About three dozen electric cooperatives in South Dakota power the state’s homes and businesses. They are changing their workflow to meet critical needs for power during the pandemic.
Dick Johnson said electric co-ops are vital. Johnson is the CEO and general manager of West River Electric, which serves more than 45-hundred square miles.
“This day and age, there's no way, or it's very difficult to operate or live without electricity,” Johnson said. “We depend on it in our daily lives very, very much.”
Johnson said hospitals and clinics require utilities like electricity more than ever.
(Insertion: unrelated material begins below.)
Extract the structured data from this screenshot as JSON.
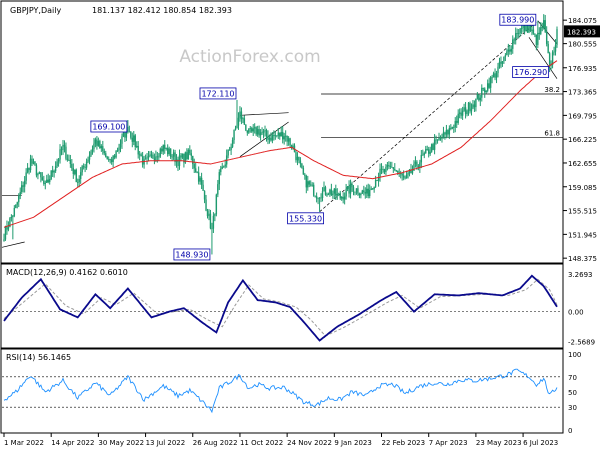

East River Electric Cooperative is one of just three wholesale power co-ops in the state. Chief Member and Public Relations Officer Chris Studer said they are already isolating employees to curb spread of the coronavirus.
“What we've done is we've looked at our field crews and we've split linemen into separate crews so that they are able to take trucks home, bring trucks to a job site, so that they're not crossing paths with other crews.”
Studer notes that crews stagger their hours each day to minimize exposure with other workers. And the co-op has a separate building for other employees.
There are other changes as well. Non-essential businesses are temporarily closing operations.
West River Electric’s Dick Johnson said because of that, he expects revenue for co-ops will drop this year.
“The amount that you use in a residence is vastly different than a commercial account,” he said. “So, if you shut down a business for a period of time, you'd take a lot of residential to make up for the usage for that commercial account. So, there won't be a wash there, I don't believe. I think we're definitely going to see our sales down this year. There’s no doubt about that.”
Johnson expects these changes to have a lasting impact in the long run.